Al-Imam Abu Bakr al-Baqillany adalah salah seorang ulama besar di zamannya. Pada suatu hari di tahun 371 H, beliau dipilih oleh Raja Irak untuk diutus mendebat kaum Nasrani yang berada di Kota Konstantinopel.
Mengetahui akan kedatangan al-Imam al-Baqillany, sang Raja Romawi dengan segera memerintahkan para pegawai kerajaan untuk sedikit merenovasi pintu masuk untuk dibuat lebih rendah dengan tujuan agar al-Baqillany terpaksa masuk dengan menundukkan badannya seakan merendahkan diri di hadapan sang raja ketika dia memasuki ruangan tersebut untuk bertemu raja.
Sesampainya di Kerajaan Romawi, melihat pintu yang aneh itu al-Baqillany langsung memahami niat licik Raja Romawi itu, maka beliau berbalik badan dan masuk ke ruang tersebut dengan menunduk namun dengan membelakangi sang raja, raja pun memahami kecerdasan sang Imam al-Baqillany.
Al-Baqillany berlanjut memasuki ruangan tersebut dan menyapa siapa yang ada di dalamnya tanpa memberikan salam (karena Rasulullah melarang umat Islam memulai salam kepada orang kafir).
Kemudian beliau menoleh kepada pendeta tertua yang ada di situ dan berkata kepadanya: “Bagaimana kabar Anda, keluarga dan anak-anak Anda?”

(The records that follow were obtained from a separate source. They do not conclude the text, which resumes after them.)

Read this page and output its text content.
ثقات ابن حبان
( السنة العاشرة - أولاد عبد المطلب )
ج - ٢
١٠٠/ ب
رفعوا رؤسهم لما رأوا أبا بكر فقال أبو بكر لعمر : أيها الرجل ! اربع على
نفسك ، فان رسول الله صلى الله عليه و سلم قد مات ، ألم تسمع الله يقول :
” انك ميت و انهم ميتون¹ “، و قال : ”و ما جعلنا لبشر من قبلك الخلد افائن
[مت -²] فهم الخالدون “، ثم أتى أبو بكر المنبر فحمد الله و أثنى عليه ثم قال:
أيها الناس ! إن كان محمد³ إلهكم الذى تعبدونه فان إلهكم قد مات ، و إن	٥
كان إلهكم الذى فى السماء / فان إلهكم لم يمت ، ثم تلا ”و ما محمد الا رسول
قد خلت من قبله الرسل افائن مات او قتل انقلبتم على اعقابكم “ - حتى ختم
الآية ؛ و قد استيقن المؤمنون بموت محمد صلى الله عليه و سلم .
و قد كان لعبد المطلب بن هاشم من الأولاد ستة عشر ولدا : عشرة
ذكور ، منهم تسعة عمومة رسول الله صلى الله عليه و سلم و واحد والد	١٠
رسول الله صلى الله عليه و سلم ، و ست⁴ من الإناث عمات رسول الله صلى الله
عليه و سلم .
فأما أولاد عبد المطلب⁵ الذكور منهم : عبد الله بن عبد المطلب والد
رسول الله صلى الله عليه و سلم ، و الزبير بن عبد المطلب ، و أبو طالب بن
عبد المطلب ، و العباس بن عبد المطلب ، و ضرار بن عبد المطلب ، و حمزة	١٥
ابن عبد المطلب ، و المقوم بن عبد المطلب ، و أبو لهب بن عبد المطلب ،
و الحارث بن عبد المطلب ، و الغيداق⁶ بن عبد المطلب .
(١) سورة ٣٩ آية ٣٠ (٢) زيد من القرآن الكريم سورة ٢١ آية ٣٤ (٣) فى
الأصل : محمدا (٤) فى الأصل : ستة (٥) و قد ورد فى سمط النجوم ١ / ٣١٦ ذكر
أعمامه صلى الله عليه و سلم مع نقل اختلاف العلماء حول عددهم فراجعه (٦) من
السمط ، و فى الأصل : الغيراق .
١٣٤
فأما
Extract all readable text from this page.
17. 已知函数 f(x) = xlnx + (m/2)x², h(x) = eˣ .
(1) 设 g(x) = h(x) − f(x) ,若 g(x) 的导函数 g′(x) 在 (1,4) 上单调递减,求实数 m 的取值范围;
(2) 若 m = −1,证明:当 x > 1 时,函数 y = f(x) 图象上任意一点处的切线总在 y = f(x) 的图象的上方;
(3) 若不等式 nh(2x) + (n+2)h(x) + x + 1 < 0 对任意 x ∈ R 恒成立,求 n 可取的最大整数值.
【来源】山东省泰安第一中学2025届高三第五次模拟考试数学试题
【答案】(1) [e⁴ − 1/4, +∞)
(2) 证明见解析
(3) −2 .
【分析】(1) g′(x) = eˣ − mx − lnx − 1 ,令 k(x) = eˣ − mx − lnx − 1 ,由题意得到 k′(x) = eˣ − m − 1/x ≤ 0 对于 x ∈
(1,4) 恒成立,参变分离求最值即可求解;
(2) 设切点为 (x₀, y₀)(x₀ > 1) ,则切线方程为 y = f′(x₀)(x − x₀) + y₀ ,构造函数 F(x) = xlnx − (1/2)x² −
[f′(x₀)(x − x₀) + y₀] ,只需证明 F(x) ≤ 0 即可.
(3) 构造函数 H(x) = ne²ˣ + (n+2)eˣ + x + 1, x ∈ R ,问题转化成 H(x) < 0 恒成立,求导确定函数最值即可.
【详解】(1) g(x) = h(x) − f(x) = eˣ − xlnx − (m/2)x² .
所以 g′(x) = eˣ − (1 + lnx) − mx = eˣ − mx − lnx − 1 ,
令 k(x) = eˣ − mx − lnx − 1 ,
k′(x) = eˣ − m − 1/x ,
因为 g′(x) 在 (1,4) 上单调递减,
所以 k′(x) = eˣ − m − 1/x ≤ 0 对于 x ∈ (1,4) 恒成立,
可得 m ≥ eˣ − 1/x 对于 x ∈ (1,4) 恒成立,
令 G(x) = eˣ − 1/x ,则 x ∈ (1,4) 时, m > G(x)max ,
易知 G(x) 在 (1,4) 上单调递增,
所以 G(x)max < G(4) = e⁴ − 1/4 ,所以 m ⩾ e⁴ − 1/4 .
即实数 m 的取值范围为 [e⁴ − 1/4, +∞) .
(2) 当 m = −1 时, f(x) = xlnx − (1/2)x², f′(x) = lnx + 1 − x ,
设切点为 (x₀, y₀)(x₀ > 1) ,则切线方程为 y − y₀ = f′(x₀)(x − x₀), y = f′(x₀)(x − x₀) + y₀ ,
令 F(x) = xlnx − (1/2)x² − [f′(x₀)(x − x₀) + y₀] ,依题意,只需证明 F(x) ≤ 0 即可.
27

Pertanyaan itu lantas menyulut emosi sang raja dan dia berkata: “Tidakkah engkau tahu bahwa pendeta-pendeta kami tidak menikah dan tentu tidak beranak?”

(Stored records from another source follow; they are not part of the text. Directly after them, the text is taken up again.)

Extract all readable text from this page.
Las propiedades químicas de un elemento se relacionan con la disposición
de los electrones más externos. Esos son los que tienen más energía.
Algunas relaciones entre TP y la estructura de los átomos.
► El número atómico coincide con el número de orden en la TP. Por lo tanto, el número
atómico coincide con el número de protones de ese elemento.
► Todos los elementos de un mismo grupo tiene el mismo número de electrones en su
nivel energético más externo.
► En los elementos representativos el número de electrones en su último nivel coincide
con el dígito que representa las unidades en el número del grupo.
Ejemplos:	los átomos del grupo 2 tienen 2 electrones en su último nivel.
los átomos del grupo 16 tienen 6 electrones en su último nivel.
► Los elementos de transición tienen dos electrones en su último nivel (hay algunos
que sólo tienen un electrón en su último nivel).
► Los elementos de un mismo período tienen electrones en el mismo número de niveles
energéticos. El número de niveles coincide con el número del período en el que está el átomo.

Al-Baqillany menjawab: “Allahu Akbar!”, kalian mensucikan para pendeta kalian dari pernikahan dan anak tapi kalian menuduh sesembahan kalian menikahi Maryam dan beranakkan Isa?”

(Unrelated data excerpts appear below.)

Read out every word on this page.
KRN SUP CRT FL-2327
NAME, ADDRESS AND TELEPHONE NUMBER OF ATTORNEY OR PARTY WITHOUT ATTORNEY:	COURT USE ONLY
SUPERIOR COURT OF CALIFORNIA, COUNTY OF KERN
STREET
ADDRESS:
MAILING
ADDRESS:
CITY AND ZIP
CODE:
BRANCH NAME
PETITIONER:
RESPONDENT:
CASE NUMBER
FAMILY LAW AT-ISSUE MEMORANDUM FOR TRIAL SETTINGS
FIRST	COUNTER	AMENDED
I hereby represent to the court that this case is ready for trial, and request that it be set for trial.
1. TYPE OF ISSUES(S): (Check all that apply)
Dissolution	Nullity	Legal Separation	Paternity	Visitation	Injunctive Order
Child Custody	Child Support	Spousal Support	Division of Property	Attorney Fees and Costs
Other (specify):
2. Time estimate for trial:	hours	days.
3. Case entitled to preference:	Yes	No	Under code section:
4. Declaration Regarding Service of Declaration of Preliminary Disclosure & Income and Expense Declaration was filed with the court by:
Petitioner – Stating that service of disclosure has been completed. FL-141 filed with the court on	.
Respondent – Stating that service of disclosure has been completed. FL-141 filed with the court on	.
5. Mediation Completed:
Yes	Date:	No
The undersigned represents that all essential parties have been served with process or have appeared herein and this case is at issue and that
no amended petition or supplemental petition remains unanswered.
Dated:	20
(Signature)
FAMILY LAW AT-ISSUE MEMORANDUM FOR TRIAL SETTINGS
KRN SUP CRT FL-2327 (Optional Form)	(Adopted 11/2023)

Mendengar hal itu emosi sang raja makin menyala dan dengan angkuhnya dia berkata: “Apa pendapatmu tentang perbuatan Aisyah (yang telah dituduh berzina)?”
Al-Baqillany: “Kalaulah Aisyah telah dituduh (oleh orang-orang munafik) dengan perbuatan keji tersebut, maka sungguh Maryam yang kalian yakini sebagai istri Tuhan juga sudah pernah dituduh (oleh orang-orang Yahudi) dengan tuduhan yang sama, dan kenyataanya keduanya adalah wanita suci lagi bersih dari segala tuduhan itu. Dan perlu kalian ingat bahwa Aisyah adalah orang yg telah menikah dan tidak beranak, namun Maryam memiliki anak tanpa menikah, maka siapa yang lebih cocok untuk diberikan tuduhan keji ini? dan keduanya pasti tersucikan dari tuduhan ini.”
Mendengar jawaban itu emosi sang raja pun semakin membara dan kembali mencoba menghujat: “Apakah nabi kalian pernah berperang?”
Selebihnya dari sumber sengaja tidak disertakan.